The odd thing about the word is that after a little citation from 1616 the wamblecropt goes into hiding and doesn't reappear until 1798 in America where it remained. The Massachusetts Spy has the line "I feel a good deal womblecropped about dropping her acquaintance". And that, my dears, is almost the end of wamblecropt. It does pop up here and there but always as a joke, always as an example of dialect word, a mickey take. For example, there was a humorous Canadian writer called Thomas Chandler Haliburton who wrote a (rather good) series of sketches in the persona of Sam Slick who says of marriage that:

The difference atween a wife and a sweetheart is near about as great as there is between new and hard cider: a man never tires of puttin' one to his lips, but makes plaguy wry faces at t'other. It makes me so kinder wamblecropt when I think on it, that I'm afeared to venture on matrimony at all.

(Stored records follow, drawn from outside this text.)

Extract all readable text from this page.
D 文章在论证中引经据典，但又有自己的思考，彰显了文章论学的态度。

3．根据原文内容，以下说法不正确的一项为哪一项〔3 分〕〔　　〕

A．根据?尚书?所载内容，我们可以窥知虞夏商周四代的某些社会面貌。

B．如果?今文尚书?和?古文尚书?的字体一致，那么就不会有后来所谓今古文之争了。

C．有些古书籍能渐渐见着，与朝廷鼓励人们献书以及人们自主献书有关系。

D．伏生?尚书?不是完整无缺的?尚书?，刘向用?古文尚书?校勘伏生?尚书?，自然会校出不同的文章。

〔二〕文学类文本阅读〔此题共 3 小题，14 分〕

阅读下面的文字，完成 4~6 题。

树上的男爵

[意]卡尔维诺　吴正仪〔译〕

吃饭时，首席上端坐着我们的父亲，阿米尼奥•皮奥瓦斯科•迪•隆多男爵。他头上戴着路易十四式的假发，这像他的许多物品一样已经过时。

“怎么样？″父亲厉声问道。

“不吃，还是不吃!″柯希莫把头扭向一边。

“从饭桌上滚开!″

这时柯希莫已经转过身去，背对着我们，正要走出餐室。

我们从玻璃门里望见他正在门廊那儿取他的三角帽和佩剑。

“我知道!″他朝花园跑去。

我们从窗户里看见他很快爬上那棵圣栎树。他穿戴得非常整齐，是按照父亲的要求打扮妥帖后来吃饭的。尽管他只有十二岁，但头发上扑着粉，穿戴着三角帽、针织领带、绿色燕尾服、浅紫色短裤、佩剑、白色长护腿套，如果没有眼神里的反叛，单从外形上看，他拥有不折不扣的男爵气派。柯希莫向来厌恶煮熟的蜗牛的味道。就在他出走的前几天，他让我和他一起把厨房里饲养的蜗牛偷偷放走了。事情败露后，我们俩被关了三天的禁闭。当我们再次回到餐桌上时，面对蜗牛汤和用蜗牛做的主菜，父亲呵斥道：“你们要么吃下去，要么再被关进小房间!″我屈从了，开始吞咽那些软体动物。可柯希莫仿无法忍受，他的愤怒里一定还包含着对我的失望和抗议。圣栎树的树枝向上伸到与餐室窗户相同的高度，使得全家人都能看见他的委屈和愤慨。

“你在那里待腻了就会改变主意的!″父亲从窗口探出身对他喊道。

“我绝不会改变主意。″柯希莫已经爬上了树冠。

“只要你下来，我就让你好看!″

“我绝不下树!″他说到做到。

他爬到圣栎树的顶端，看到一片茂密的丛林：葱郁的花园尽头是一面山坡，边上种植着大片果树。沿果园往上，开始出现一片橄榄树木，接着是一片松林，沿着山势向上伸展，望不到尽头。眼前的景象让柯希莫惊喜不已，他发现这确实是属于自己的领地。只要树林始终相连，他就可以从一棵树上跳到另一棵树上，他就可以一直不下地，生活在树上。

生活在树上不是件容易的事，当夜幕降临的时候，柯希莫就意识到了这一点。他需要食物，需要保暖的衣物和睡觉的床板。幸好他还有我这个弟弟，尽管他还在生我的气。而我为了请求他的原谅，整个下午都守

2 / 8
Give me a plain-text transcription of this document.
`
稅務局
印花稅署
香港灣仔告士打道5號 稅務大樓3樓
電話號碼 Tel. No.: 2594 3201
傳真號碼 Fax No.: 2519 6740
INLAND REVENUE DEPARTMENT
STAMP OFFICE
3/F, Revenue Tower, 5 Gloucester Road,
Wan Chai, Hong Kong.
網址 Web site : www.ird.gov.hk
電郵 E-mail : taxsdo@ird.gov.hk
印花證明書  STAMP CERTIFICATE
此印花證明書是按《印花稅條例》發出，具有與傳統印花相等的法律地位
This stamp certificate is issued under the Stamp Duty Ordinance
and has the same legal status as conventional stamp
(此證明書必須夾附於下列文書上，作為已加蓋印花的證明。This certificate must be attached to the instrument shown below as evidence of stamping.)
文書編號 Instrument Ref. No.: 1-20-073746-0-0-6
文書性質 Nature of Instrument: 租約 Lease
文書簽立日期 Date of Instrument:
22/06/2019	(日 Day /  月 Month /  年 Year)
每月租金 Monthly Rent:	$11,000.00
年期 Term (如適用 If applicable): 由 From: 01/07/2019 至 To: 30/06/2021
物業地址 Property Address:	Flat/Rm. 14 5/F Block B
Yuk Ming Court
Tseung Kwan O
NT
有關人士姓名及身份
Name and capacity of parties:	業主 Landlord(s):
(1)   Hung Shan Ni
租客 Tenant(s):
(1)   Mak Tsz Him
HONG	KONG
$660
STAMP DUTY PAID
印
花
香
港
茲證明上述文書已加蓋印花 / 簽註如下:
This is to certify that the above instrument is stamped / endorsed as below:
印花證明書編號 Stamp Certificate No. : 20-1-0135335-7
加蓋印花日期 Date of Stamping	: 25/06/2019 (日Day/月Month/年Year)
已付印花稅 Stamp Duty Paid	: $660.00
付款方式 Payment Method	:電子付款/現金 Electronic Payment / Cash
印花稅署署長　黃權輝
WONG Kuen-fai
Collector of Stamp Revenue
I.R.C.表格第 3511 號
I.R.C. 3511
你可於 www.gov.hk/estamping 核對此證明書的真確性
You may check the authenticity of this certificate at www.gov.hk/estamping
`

Sam Slick uses the word, but I doubt that Haliburton did. It was fast disappearing down the chute of quaint dialect and all future uses are of the 'By jiminee I'll be wamblecropt,' averred the blacksmith quaintly variety.

Wambling, of the uncropt kind, survived far longer on these shores. Indeed wambling was a standard activity of British stomachs right up to the late nineteenth century. Here are my three favourite examples:

 [My soul] can digest a monster without crudity, a sin as weighty as an elephant, and never wamble for it.
   - Middleton A Game At Chess 1624 (because I like the sin as big as an elephant)

Vast fires subterranean... work and wamble in the bowels of the earth
   - John Goad Astro-Meteorologica 1686 (because it revives the zombie-metaphor "bowels of the earth")

Yes faith have I [been in love], and have felt your flames and fires, and inclinations and wamblings.
  - Betterton Revenge 1680 (because it's beautiful)

Incidentally, wamble can by extension mean to roll or stumble around and can be spelled with an O, making womble.

Womble cropped

*Scapularis, in case you were wondering.


  1. This is all as fascinating as ever, Inky, but we haven't had a picture of the Pope for over a week.

  2. This comment has been removed by the author.

  3. That's because this week's theme is 'Shameless Promotion of Canadian Writers'.

    Inky, I think I've fallen in love with you, but I can't promise to be exclusively faithful.

  4. Don't know how to work the Pope. I shall have to pontificate a little.

  5. And to cheer you in your sick bed , Inky, here's a link:

    It's particularly pertinent given your post on names a few days ago...

  6. How do you KNOW this stuff? I really, really want to feel queasy for a while just so's I can say 'No, no more cake for me, please - I'm feeling a little wamblecropt'. Maybe I should go on a boat for a while. That always does it for me.

  7. Deborah, thank you for the love. Who were the other Canadian writers? They are a rare breed.

  8. Beats "cellar door" in a heartbeat.

  9. curious georgina24 May 2010 at 09:13

    Dogberry, sorry to comment on such an old post, but is the "wamble" in "wamblecropt" pronounced like "womble", or to rhyme with "amble"?

  10. Would have been wham-bell to begin with and then gradually changed to womble, hence the shift in spelling.
    In general spelling tells you how things used to be pronounced. The French used to pronounce the S in Paris.

  11. Thomas Hardy uses ‘wambling’ a few times in The Return of the Native : ‘I may be a poor wambling man’... etc. Which seems to suggest it had other implications by the 1800’s.

  12. Thomas Hardy uses ‘wambling’ a few times in The Return of the Native : ‘I may be a poor wambling man’... etc. Which seems to suggest it had other implications by the 1800’s.